Performance, recovery, and outlook has varied across different sectors of the real estate industry. No matter how you read it, it’s a persuasive market. There are reasons to take action and there are reasons to wait until we land on stable ground. Either way, it’s a valuable asset at a time like this to understand the forces at play and the nuances they contain. With that baseline understanding, the task of looking forward, casting your bet and taking your place in the market simplifies, wherever your place may be.
Multi Family Real Estate Investing: An Overview
If we zoom in on the multifamily real estate world, we can see the kinds of short term losses and fragilities that have been predicted and observed in nearly every industry. A September 9th report by UBS confirmed that the Real Estate Investment Trusts (REIT) have under-performed the S&P 500 year-to-date. If, however, you zoom in on the returns of REITs, you’ll see sectors meeting different fates as the COVID-19 chips continue falling as they may.
Studying rent trends in non-coastal and Sun Belt markets (DEN, PNX, ATL, HOU, ORL, etc), the same decline appears, but small climbs can be seen, and the lows are not as low.
Between The Lines: Forces At Play
The forces shaping the multifamily real estate market are easily understood through a human lens.
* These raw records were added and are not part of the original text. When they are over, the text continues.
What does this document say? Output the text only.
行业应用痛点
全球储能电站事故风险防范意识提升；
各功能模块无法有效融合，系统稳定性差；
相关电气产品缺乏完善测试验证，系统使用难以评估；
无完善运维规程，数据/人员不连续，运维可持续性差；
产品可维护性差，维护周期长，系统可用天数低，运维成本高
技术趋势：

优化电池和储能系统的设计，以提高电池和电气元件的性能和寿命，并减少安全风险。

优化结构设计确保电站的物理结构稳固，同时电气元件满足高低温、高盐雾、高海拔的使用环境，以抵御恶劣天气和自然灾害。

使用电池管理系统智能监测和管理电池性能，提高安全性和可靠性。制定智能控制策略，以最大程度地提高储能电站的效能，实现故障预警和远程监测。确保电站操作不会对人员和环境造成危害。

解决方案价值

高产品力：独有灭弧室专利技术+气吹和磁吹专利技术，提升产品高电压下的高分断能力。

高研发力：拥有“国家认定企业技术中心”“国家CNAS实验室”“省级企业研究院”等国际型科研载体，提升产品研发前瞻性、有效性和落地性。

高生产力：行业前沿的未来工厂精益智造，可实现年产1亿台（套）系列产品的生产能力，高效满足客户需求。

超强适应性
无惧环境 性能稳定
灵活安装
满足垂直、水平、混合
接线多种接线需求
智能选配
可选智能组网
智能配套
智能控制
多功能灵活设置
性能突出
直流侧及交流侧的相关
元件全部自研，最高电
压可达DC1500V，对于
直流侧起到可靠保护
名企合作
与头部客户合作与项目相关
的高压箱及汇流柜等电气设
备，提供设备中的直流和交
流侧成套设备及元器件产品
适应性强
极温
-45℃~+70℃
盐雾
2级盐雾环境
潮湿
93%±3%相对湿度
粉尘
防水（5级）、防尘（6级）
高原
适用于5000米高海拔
COVID-related job losses, the desire to socially distance in cities with less density, the ability to work remotely and the draw of more cost-efficient living in less-expensive suburban markets—all of these factors are bringing more and more people away from dense, coastal cities and toward more suburban and Sun Belt markets. This supports the under-performance of the REITs with economic exposure to California, Seattle, Boston, and New York, where vacancy is higher and rental costs are decreasing at a faster pace.
Further, many of the job losses have occurred in service positions concentrated in vacation cities like those along the Sun Belt rather than office jobs in dense cities. Still, a rebound is one thing; remote work is another. The preference toward working from home in a more affordable, less dense suburban market is a trend many experts are expecting to continue.